Au Village de la mémoire, les spectateurs peuvent apprécier et s’éveiller au rythme des différentes expositions présentées
Quatrième édition - 22 mars 2008, Docks des Suds
La mobilisation citoyenne
Placée sous la présidence de Robert Guédiguian, la 4e édition d’Amnésie Internationale s’interroge sur les mobilisations citoyennes face aux génocides et au négationnisme. Levier indispensable pour combattre l’amnésie collective, résister au négationnisme et prévenir la répétition des actes barbares.
Pour contribuer à cette mobilisation, Amnésie Internationale suscite une réflexion approfondie sur les phénomènes génocidaires, provoque l’expression collective de citoyens en prenant à nouveau appui sur l’engagement d’intellectuels, d’artistes, de représentants de la société civile et de personnalités politiques.
Quels espoirs attendre de la mobilisation citoyenne ? Comment mobiliser ? Quelle place a lamobilisation dans l'arsenal des moyens de lutte ? Comment réduire le sentiment d'impuissance ?

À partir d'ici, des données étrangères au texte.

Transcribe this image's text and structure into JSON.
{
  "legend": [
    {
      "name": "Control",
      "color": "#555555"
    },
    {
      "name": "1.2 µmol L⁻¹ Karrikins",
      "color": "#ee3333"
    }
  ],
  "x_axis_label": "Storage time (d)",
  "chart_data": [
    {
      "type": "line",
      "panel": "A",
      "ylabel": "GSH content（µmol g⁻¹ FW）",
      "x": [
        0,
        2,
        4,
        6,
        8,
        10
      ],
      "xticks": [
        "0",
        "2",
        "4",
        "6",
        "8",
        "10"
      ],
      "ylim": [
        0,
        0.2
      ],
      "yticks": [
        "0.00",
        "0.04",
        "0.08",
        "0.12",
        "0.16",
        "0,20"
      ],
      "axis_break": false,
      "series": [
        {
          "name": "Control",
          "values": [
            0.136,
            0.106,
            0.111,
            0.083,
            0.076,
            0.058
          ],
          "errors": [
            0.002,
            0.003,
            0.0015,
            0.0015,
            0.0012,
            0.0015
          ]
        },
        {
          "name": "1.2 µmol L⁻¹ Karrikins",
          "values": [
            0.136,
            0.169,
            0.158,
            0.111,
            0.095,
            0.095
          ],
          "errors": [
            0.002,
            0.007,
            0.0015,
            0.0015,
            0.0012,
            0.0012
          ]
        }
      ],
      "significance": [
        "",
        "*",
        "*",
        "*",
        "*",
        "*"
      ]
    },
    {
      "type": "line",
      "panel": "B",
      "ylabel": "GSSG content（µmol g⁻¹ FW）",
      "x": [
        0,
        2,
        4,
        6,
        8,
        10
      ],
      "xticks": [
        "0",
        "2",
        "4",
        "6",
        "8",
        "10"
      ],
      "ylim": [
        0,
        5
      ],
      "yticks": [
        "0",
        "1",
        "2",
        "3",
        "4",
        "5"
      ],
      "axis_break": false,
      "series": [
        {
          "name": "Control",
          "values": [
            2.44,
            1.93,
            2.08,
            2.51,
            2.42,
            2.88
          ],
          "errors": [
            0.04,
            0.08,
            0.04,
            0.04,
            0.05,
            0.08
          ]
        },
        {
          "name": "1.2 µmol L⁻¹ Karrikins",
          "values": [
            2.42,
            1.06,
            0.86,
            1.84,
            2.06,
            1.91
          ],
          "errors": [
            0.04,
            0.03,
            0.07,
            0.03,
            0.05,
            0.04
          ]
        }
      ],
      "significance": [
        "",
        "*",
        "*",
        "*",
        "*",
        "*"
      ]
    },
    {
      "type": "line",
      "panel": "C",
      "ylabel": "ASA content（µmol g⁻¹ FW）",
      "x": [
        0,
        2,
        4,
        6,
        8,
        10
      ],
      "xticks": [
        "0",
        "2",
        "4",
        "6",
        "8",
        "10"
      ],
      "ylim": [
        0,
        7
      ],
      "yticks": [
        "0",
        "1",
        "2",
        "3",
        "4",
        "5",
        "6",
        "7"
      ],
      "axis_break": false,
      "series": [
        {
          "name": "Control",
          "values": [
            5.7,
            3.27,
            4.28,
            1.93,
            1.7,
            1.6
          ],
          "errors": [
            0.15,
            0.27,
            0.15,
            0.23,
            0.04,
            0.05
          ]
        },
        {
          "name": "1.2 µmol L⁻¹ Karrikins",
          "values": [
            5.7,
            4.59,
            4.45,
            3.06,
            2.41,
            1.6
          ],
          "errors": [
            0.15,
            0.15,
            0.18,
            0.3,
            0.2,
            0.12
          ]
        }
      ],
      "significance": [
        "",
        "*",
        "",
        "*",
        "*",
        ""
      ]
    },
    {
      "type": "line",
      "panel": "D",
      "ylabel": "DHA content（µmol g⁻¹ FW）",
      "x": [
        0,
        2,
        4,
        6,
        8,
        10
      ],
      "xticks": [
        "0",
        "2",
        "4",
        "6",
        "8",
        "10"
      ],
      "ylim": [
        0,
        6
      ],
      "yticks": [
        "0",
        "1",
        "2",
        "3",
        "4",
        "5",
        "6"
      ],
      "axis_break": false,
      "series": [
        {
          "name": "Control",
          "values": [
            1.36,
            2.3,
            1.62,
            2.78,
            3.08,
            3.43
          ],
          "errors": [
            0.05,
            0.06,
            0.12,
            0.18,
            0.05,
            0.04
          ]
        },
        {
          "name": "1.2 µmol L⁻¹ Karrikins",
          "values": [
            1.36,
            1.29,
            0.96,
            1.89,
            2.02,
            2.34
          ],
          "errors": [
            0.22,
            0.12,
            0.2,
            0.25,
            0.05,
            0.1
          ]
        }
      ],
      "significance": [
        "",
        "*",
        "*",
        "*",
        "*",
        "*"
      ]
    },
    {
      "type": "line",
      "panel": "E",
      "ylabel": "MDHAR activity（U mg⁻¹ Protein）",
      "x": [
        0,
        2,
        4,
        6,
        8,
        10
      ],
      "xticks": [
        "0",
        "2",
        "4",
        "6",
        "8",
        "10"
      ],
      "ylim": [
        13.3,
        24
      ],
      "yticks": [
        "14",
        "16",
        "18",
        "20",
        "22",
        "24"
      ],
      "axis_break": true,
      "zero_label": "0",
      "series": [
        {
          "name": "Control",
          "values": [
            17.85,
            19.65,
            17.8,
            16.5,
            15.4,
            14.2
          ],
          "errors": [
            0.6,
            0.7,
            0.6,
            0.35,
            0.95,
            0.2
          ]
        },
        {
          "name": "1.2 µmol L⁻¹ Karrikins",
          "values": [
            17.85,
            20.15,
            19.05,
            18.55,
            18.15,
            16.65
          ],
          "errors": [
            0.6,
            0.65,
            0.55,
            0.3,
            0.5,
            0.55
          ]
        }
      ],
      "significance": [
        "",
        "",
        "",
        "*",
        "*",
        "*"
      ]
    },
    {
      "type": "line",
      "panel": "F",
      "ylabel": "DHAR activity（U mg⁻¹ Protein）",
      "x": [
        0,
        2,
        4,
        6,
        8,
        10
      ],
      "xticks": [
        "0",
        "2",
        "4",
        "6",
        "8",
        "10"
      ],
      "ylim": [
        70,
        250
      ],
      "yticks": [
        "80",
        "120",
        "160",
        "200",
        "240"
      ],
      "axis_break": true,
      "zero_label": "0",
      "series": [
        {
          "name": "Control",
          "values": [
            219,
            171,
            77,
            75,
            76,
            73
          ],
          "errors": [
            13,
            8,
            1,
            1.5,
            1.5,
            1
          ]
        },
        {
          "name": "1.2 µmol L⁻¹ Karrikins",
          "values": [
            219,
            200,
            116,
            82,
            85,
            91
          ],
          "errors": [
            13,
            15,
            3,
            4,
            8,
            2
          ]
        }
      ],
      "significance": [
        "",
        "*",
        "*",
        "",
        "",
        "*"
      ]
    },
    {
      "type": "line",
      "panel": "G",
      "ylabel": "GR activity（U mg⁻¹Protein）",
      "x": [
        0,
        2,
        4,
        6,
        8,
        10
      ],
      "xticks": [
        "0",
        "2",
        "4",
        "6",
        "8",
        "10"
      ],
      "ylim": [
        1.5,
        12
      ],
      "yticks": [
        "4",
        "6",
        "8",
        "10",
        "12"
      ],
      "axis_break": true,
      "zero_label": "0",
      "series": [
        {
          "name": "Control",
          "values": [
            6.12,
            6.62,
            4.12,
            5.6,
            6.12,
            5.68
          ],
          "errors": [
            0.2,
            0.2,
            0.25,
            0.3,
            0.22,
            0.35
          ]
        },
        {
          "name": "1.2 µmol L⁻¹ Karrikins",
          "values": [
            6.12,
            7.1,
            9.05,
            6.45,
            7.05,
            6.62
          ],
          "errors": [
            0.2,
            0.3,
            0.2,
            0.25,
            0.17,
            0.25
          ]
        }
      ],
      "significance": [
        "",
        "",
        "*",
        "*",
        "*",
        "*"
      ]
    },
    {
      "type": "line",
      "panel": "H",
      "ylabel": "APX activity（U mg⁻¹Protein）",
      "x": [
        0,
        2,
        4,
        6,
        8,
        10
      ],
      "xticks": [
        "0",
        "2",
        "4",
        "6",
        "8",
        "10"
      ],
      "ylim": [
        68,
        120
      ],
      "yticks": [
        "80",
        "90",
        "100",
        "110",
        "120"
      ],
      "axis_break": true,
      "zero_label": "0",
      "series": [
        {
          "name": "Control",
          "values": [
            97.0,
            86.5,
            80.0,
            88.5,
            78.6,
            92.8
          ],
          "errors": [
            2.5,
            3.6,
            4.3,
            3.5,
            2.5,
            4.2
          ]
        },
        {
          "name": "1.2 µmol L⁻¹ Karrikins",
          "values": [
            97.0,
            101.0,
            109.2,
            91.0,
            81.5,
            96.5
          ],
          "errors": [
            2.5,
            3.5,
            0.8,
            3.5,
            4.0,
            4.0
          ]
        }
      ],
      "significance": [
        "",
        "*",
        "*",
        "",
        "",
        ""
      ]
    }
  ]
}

Sur le thème « Génocides et négationnismes : la mobilisation citoyenne », la JAF avait invité cette année quatre personnalités de notoriété publique : Jacky Mamou, président du collectif Urgence Darfour ; Jean-Michel Quillardet, grand maître du Grand Orient de France ; Yves Ternon, le patriarche de l’historiographie des génocides, et enfin Bernard-Henri Lévy, venu tout exprès d’Amérique du Sud à Marseille, pour marquer sa solidarité avec ceux qui combattent le négationnisme, particulièrement celui qui frappe le génocide arménien.
Fait rare chez le philosophe, c’est à la fois au nom des principes universels qui animent son combat et au nom de sa judéité qu’il s’est prononcé. « Pour moi, insista-t-il, qui ai passé ma vie à lutter contre le négationnisme de la Shoah, c’est une question de principe et d’honneur d’être aux côtés des Arméniens… La tentative d’extermination des juifs a sans doute atteint une sorte de sommet dans l’horreur.
Mais le négationnisme est aussi odieux dans tous les cas. Il faut une solidarité des mémoires. » Les intervenants ont été unanimes. Loin de se limiter à la seule question arménienne, leurs arguments ont inscrit le génocide arménien à
son niveau naturel : 1915 a fourni le modèle à tous les génocides qui ont suivi. Il est plus que l’inauguration de l’horreur d’État, il en est tout simplement le modèle exemplaire de la Shoah, du génocide rwandais et aujourd’hui encore celui du Darfour.
Le millier et plus de personnes qui s’était déplacées ont clos les discours par une standing ovation. En clôture, Robert Guédiguian, cinéaste et président d’honneur d’Amnésie 4, a apporté la touche de l’artiste. Le tout en partenariat avec Les Nouvelles d’Arménie Magazine (Ara Toranian animant les débats), Radio France Internationale, La Provence, La Marseillaise et d’autres médias locaux.